Dodd-Frank's Office of Financial Research Is An Affront to Privacy

Even an OFR director who is temperate by nature will have an incentive to collect as much information as he can, lest later he be faulted for leaving the rock under which the next financial crisis is lurking unturned. Without meaningful statutory constraints, we can't take much comfort in the promise by the President's nominee to be Director of the OFR that he will be "extremely thoughtful and judicious" in deciding which data to collect and what to do with it. The OFR might soon know things about you that even Google does not know.

This article was originally published in Real Clear Markets

Americans' aversion to being watched, tracked, and tagged is currently playing out in the raging debates over online privacy. While Americans fight to keep some things private, a new government agency with broad monitoring abilities over financial transactions is beginning to take shape. Consumers have the ability to walk away from online companies that want their information, but the Office of Financial Research offers no opt-outs. We should not let the agency's harmless-sounding mission - collecting information, conducting research, and analyzing data in the name of financial stability - fool us.

The OFR has very broad powers and very little accountability, which could cause it to compromise our financial privacy without enhancing our financial stability. The OFR will be able to use its nebulously defined powers and supercomputers to collect any information it wants. The OFR may decide that it needs to monitor the transfers that we make among bank accounts, the type of insurance we are buying, our ATM withdrawals, and the rate at which we are paying off our credit card debt and car loans. The only limit on this power is the self-restraint of the director, who has "sole discretion" over how to do his job. He has to consult with other regulators, but does not have to follow their advice.

The OFR shares many structural flaws with another powerful and unaccountable Dodd-Frank agency, the Bureau of Consumer Financial Protection (CFPB). Congress should take both agencies back to the drawing board for an overhaul that preserves their core missions, but makes them accountable to the American people.
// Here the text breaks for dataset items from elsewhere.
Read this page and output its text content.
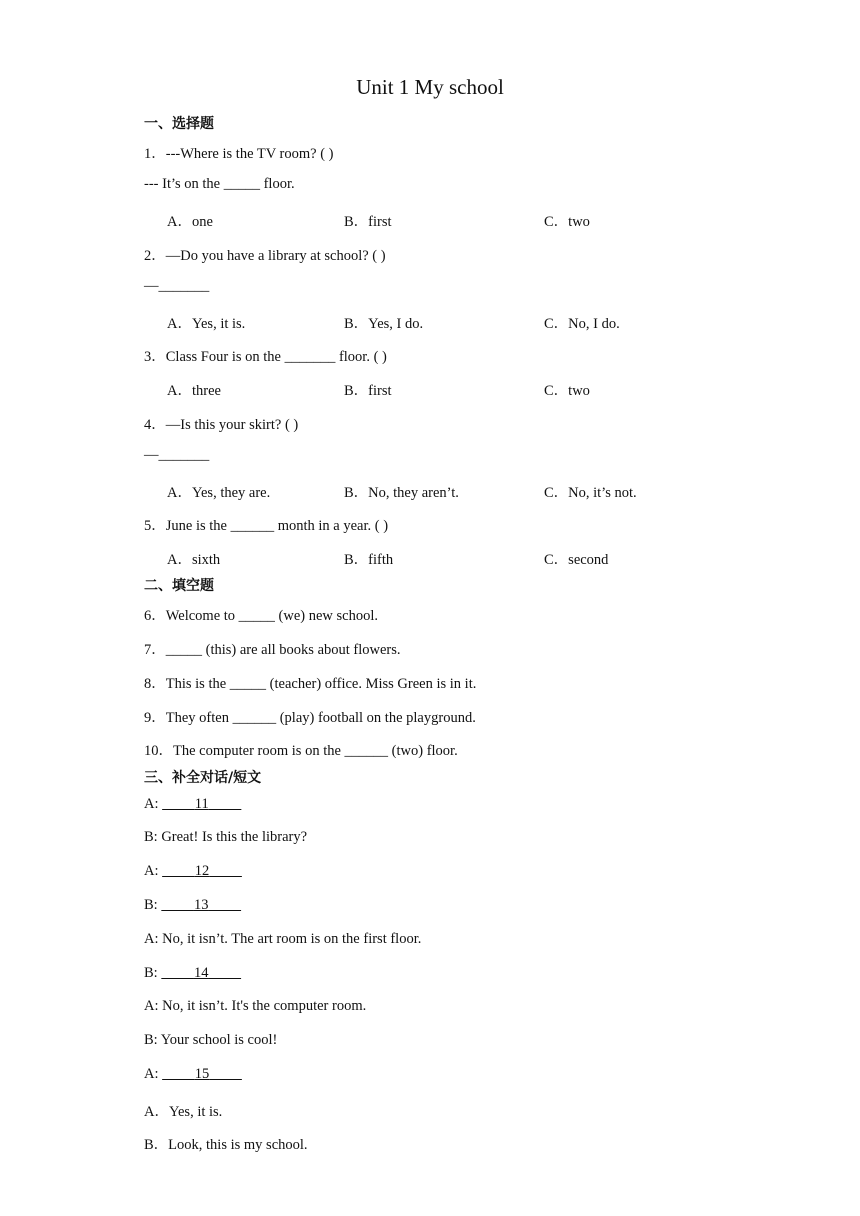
Unit 1 My school
一、选择题
1．---Where is the TV room? ( )
--- It’s on the _____ floor.
A．one	B．first	C．two
2．—Do you have a library at school? ( )
—_______
A．Yes, it is.	B．Yes, I do.	C．No, I do.
3．Class Four is on the _______ floor. ( )
A．three	B．first	C．two
4．—Is this your skirt? ( )
—_______
A．Yes, they are.	B．No, they aren’t.	C．No, it’s not.
5．June is the ______ month in a year. ( )
A．sixth	B．fifth	C．second
二、填空题
6．Welcome to _____ (we) new school.
7．_____ (this) are all books about flowers.
8．This is the _____ (teacher) office. Miss Green is in it.
9．They often ______ (play) football on the playground.
10．The computer room is on the ______ (two) floor.
三、补全对话/短文
A:	11
B: Great! Is this the library?
A:	12
B:	13
A: No, it isn’t. The art room is on the first floor.
B:	14
A: No, it isn’t. It's the computer room.
B: Your school is cool!
A:	15
A．Yes, it is.
B．Look, this is my school.
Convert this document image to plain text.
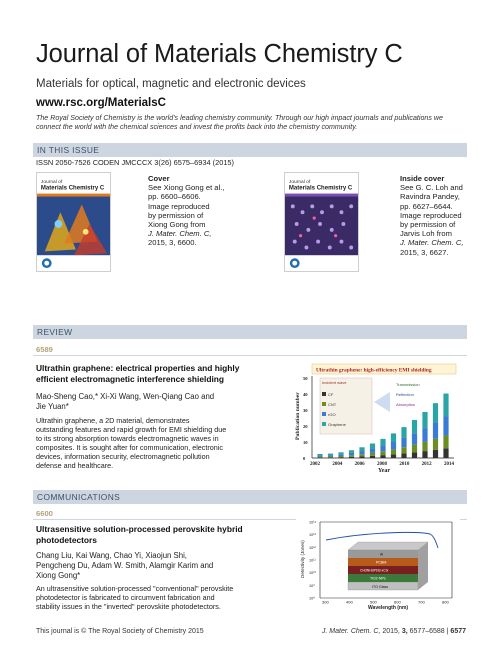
Journal of Materials Chemistry C
Materials for optical, magnetic and electronic devices
www.rsc.org/MaterialsC
The Royal Society of Chemistry is the world's leading chemistry community. Through our high impact journals and publications we connect the world with the chemical sciences and invest the profits back into the chemistry community.
IN THIS ISSUE
ISSN 2050-7526 CODEN JMCCCX 3(26) 6575–6934 (2015)
Journal of
Materials Chemistry C
Cover
See Xiong Gong et al.,
pp. 6600–6606.
Image reproduced
by permission of
Xiong Gong from
J. Mater. Chem. C,
2015, 3, 6600.
Journal of
Materials Chemistry C
Inside cover
See G. C. Loh and
Ravindra Pandey,
pp. 6627–6644.
Image reproduced
by permission of
Jarvis Loh from
J. Mater. Chem. C,
2015, 3, 6627.
REVIEW
6589
Ultrathin graphene: electrical properties and highly
efficient electromagnetic interference shielding
Mao-Sheng Cao,* Xi-Xi Wang, Wen-Qiang Cao and
Jie Yuan*
Ultrathin graphene, a 2D material, demonstrates
outstanding features and rapid growth for EMI shielding due
to its strong absorption towards electromagnetic waves in
composites. It is sought after for communication, electronic
devices, information security, electromagnetic pollution
defense and healthcare.
Ultrathin graphene: high-efficiency EMI shielding
Publication number
Year
2002 2004 2006 2008 2010 2012 2014
0
10
20
30
40
50
Incident wave	Transmission
Reflection
Absorption
CF
CNT
rGO
Graphene
COMMUNICATIONS
6600
Ultrasensitive solution-processed perovskite hybrid
photodetectors
Chang Liu, Kai Wang, Chao Yi, Xiaojun Shi,
Pengcheng Du, Adam W. Smith, Alamgir Karim and
Xiong Gong*
An ultrasensitive solution-processed "conventional" perovskite
photodetector is fabricated to circumvent fabrication and
stability issues in the "inverted" perovskite photodetectors.
Detectivity (Jones)
Wavelength (nm)
300	400	500	600	700	800
10⁸
10⁹
10¹⁰
10¹¹
10¹²
10¹³
10¹⁴
Al
PCBM
CH3NH3PbI3-xClx
TiO2-NPs
ITO Glass
This journal is © The Royal Society of Chemistry 2015	J. Mater. Chem. C, 2015, 3, 6577–6588 | 6577
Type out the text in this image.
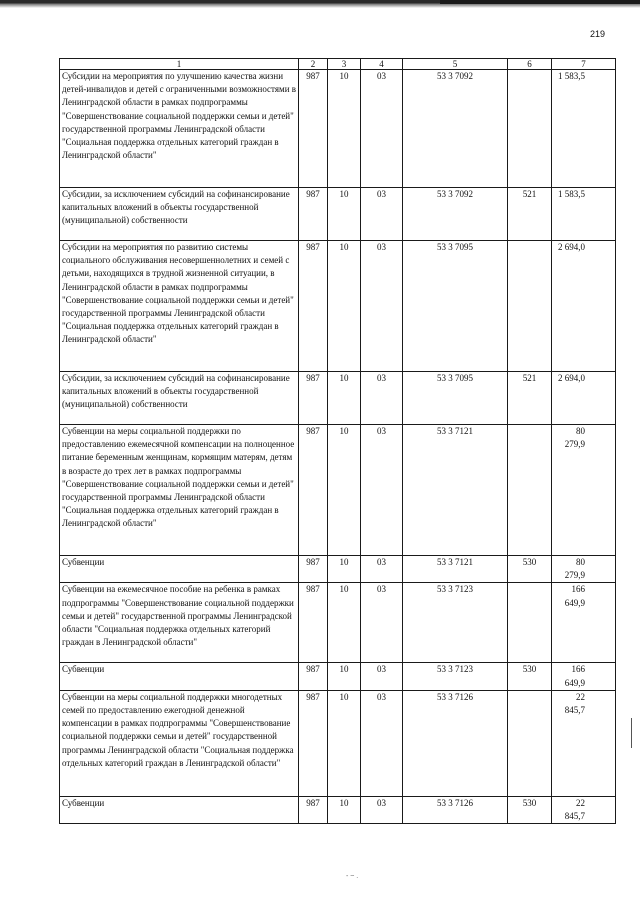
219
1	2	3	4	5	6	7
Субсидии на мероприятия по улучшению качества жизни детей-инвалидов и детей с ограниченными возможностями в Ленинградской области в рамках подпрограммы "Совершенствование социальной поддержки семьи и детей" государственной программы Ленинградской области "Социальная поддержка отдельных категорий граждан в Ленинградской области"	987	10	03	53 3 7092		1 583,5
Субсидии, за исключением субсидий на софинансирование капитальных вложений в объекты государственной (муниципальной) собственности	987	10	03	53 3 7092	521	1 583,5
Субсидии на мероприятия по развитию системы социального обслуживания несовершеннолетних и семей с детьми, находящихся в трудной жизненной ситуации, в Ленинградской области в рамках подпрограммы "Совершенствование социальной поддержки семьи и детей" государственной программы Ленинградской области "Социальная поддержка отдельных категорий граждан в Ленинградской области"	987	10	03	53 3 7095		2 694,0
Субсидии, за исключением субсидий на софинансирование капитальных вложений в объекты государственной (муниципальной) собственности	987	10	03	53 3 7095	521	2 694,0
Субвенции на меры социальной поддержки по предоставлению ежемесячной компенсации на полноценное питание беременным женщинам, кормящим матерям, детям в возрасте до трех лет в рамках подпрограммы "Совершенствование социальной поддержки семьи и детей" государственной программы Ленинградской области "Социальная поддержка отдельных категорий граждан в Ленинградской области"	987	10	03	53 3 7121		80 279,9
Субвенции	987	10	03	53 3 7121	530	80 279,9
Субвенции на ежемесячное пособие на ребенка в рамках подпрограммы "Совершенствование социальной поддержки семьи и детей" государственной программы Ленинградской области "Социальная поддержка отдельных категорий граждан в Ленинградской области"	987	10	03	53 3 7123		166 649,9
Субвенции	987	10	03	53 3 7123	530	166 649,9
Субвенции на меры социальной поддержки многодетных семей по предоставлению ежегодной денежной компенсации в рамках подпрограммы "Совершенствование социальной поддержки семьи и детей" государственной программы Ленинградской области "Социальная поддержка отдельных категорий граждан в Ленинградской области"	987	10	03	53 3 7126		22 845,7
Субвенции	987	10	03	53 3 7126	530	22 845,7
- ~ .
As they are structured now, neither the OFR nor the CFPB has to answer to anyone, including the agencies within which they are housed. A single director, rather than a politically balanced board, heads both regulators. These directors serve longer terms than the President who appoints them - six years for the OFR and five years for the Bureau. Dodd-Frank limits the President's ability to remove the CFPB director, and does not give the President the power to remove the OFR director for any reason at all. Both agencies' budgets are free from oversight by Congressional appropriators and essentially within the sole discretion of the director. Neither is bound by the constraints of the usual government pay-scale. Both agencies have subpoena power. Finally, Dodd-Frank grants both agencies broad powers through ambiguous statutory wording that allows lots of room for creative interpretation.

What's worse, the OFR won't necessarily keep the information it collects close to the vest. Dodd-Frank specifically authorizes the agency to disseminate that information to, among others, "financial industry participants" and "the general public." The statute affords a small measure of protection to "business confidential information," but there is no prohibition on the sharing of personal information. Dodd-Frank does a better job of providing OFR employees with flexible work schedules and phased retirement than offering protection of the information the OFR collects.

The lack of attention being paid to this agency only makes it more likely that the OFR will take full advantage of its essentially unconstrained authority to the detriment of Americans' (and everyone else's too) financial privacy. There is nothing preventing an ambitious director from building it into an enormously powerful bureaucracy that monitors all of our financial transactions.

Even an OFR director who is temperate by nature will have an incentive to collect as much information as he can, lest later he be faulted for leaving the rock under which the next financial crisis is lurking unturned. Without meaningful statutory constraints, we can't take much comfort in the promise by the President's nominee to be Director of the OFR that he will be "extremely thoughtful and judicious" in deciding which data to collect and what to do with it. The OFR might soon know things about you that even Google does not know.